AFGHANISTAN: Hundreds of tearful Afghan civilians and grim-looking officials braved the summer heat at a hill-top mausoleum in Kabul yesterday to see the coffin of former queen Homaira laid to rest, her frail husband looking on.
Troops of the International Security Assistance Force for Kabul swept the area for mines before the motorcade swept in from the airport where President Hamid Karzai and former king Mr Mohammad Zahir Shah met the plane bringing Homaira from Rome. Afghan soldiers stood guard.
Homaira died in Rome last week aged 84. Her coffin wrapped in the black, green and red Afghan flag arrived on an Italian plane to a modest reception, attended by about 100 royalists and fellow ethnic Pashtuns.

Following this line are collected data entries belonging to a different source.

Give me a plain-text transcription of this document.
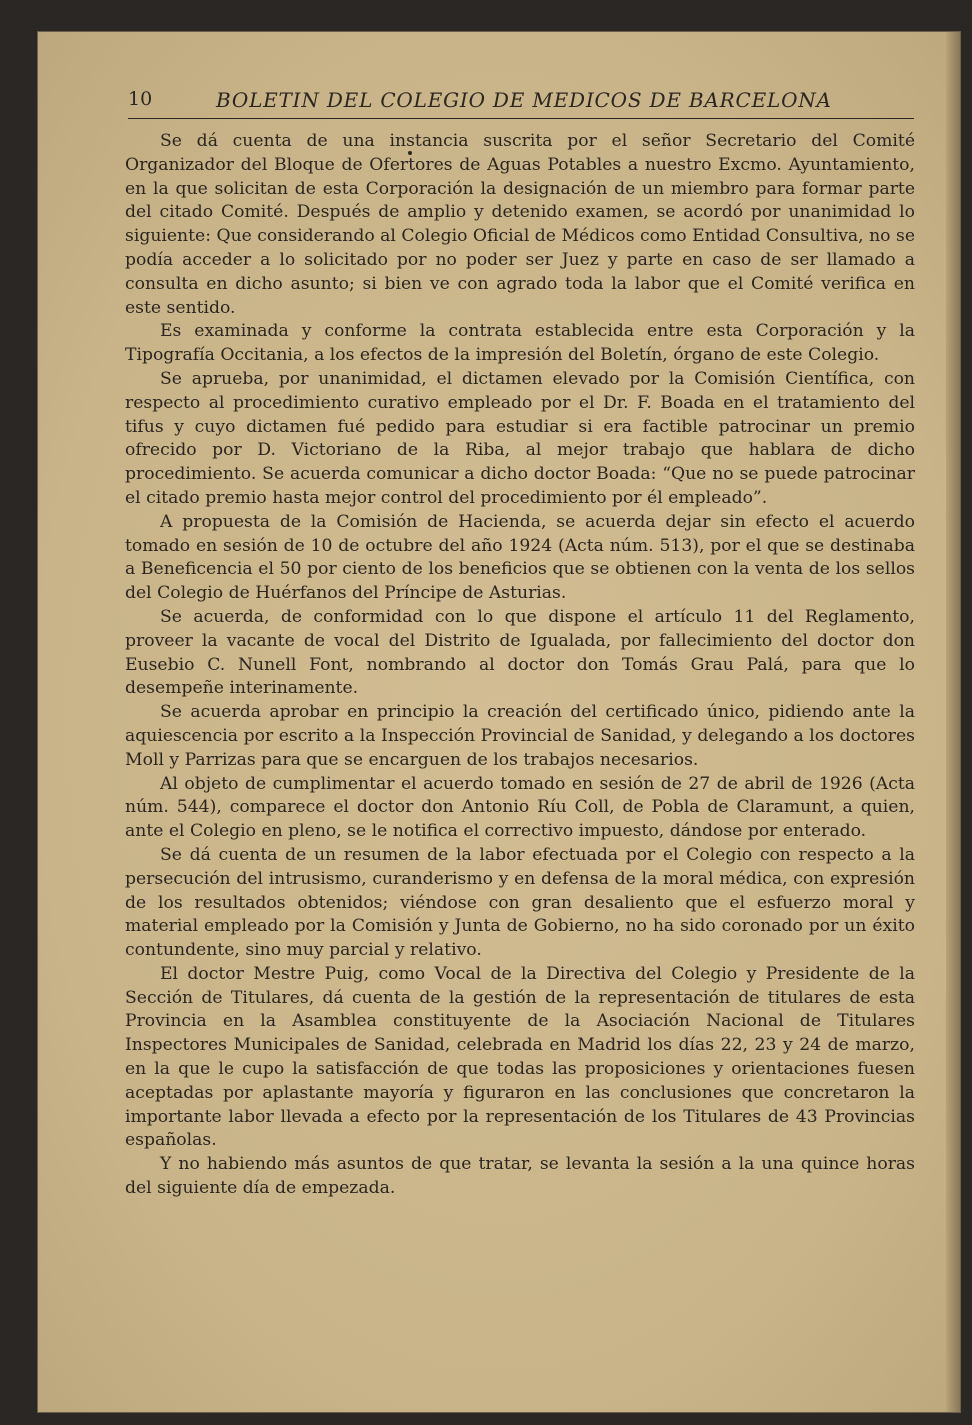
10	BOLETIN DEL COLEGIO DE MEDICOS DE BARCELONA

Se dá cuenta de una instancia suscrita por el señor Secretario del Comité Organizador del Bloque de Ofertores de Aguas Potables a nuestro Excmo. Ayuntamiento, en la que solicitan de esta Corporación la designación de un miembro para formar parte del citado Comité. Después de amplio y detenido examen, se acordó por unanimidad lo siguiente: Que considerando al Colegio Oficial de Médicos como Entidad Consultiva, no se podía acceder a lo solicitado por no poder ser Juez y parte en caso de ser llamado a consulta en dicho asunto; si bien ve con agrado toda la labor que el Comité verifica en este sentido.

Es examinada y conforme la contrata establecida entre esta Corporación y la Tipografía Occitania, a los efectos de la impresión del Boletín, órgano de este Colegio.

Se aprueba, por unanimidad, el dictamen elevado por la Comisión Científica, con respecto al procedimiento curativo empleado por el Dr. F. Boada en el tratamiento del tifus y cuyo dictamen fué pedido para estudiar si era factible patrocinar un premio ofrecido por D. Victoriano de la Riba, al mejor trabajo que hablara de dicho procedimiento. Se acuerda comunicar a dicho doctor Boada: “Que no se puede patrocinar el citado premio hasta mejor control del procedimiento por él empleado”.

A propuesta de la Comisión de Hacienda, se acuerda dejar sin efecto el acuerdo tomado en sesión de 10 de octubre del año 1924 (Acta núm. 513), por el que se destinaba a Beneficencia el 50 por ciento de los beneficios que se obtienen con la venta de los sellos del Colegio de Huérfanos del Príncipe de Asturias.

Se acuerda, de conformidad con lo que dispone el artículo 11 del Reglamento, proveer la vacante de vocal del Distrito de Igualada, por fallecimiento del doctor don Eusebio C. Nunell Font, nombrando al doctor don Tomás Grau Palá, para que lo desempeñe interinamente.

Se acuerda aprobar en principio la creación del certificado único, pidiendo ante la aquiescencia por escrito a la Inspección Provincial de Sanidad, y delegando a los doctores Moll y Parrizas para que se encarguen de los trabajos necesarios.

Al objeto de cumplimentar el acuerdo tomado en sesión de 27 de abril de 1926 (Acta núm. 544), comparece el doctor don Antonio Ríu Coll, de Pobla de Claramunt, a quien, ante el Colegio en pleno, se le notifica el correctivo impuesto, dándose por enterado.

Se dá cuenta de un resumen de la labor efectuada por el Colegio con respecto a la persecución del intrusismo, curanderismo y en defensa de la moral médica, con expresión de los resultados obtenidos; viéndose con gran desaliento que el esfuerzo moral y material empleado por la Comisión y Junta de Gobierno, no ha sido coronado por un éxito contundente, sino muy parcial y relativo.

El doctor Mestre Puig, como Vocal de la Directiva del Colegio y Presidente de la Sección de Titulares, dá cuenta de la gestión de la representación de titulares de esta Provincia en la Asamblea constituyente de la Asociación Nacional de Titulares Inspectores Municipales de Sanidad, celebrada en Madrid los días 22, 23 y 24 de marzo, en la que le cupo la satisfacción de que todas las proposiciones y orientaciones fuesen aceptadas por aplastante mayoría y figuraron en las conclusiones que concretaron la importante labor llevada a efecto por la representación de los Titulares de 43 Provincias españolas.

Y no habiendo más asuntos de que tratar, se levanta la sesión a la una quince horas del siguiente día de empezada.
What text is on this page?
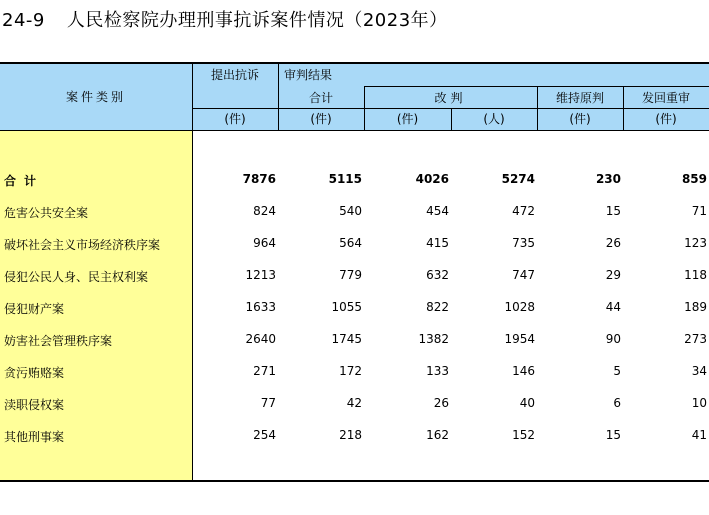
24-9 人民检察院办理刑事抗诉案件情况（2023年）
案件类别
提出抗诉	审判结果
合计	改判	维持原判	发回重审
(件)	(件)	(件)	(人)	(件)	(件)
合计	7876	5115	4026	5274	230	859
危害公共安全案	824	540	454	472	15	71
破坏社会主义市场经济秩序案	964	564	415	735	26	123
侵犯公民人身、民主权利案	1213	779	632	747	29	118
侵犯财产案	1633	1055	822	1028	44	189
妨害社会管理秩序案	2640	1745	1382	1954	90	273
贪污贿赂案	271	172	133	146	5	34
渎职侵权案	77	42	26	40	6	10
其他刑事案	254	218	162	152	15	41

Women fashionably dressed in Western clothes and wearing sun glasses wept as a military band played a dirge.
Mr Zahir Shah (87) showed little emotion, occasionally waving to admirers as he followed the coffin, carried by four soldiers, to a car.
Her body was taken to the war-damaged mausoleum in the centre of town where the former king's father is buried.
Mr Karzai and Mr Zahir Shah sat in the heat upstairs as the coffin was carried below to the tomb.
"She was the mother of the nation," royal spokesman Mr Hamid Sadiq said. "She supported the rights of women and that was her interest - to give the women of Afghanistan their rights."
Homaira Shah had lived in Rome since 1973, the year the king was overthrown in a bloodless coup while on holiday.
Meanwhile, Afghan authorities yesterday ruled out sabotage in a deadly munitions depot explosion in the southern border town of Spin Boldak, saying negligence caused the chain of blasts that killed and wounded dozens of people.
Residents yesterday told Pakistani aid workers that more than 30 people were killed, including women, children and Afghan soldiers.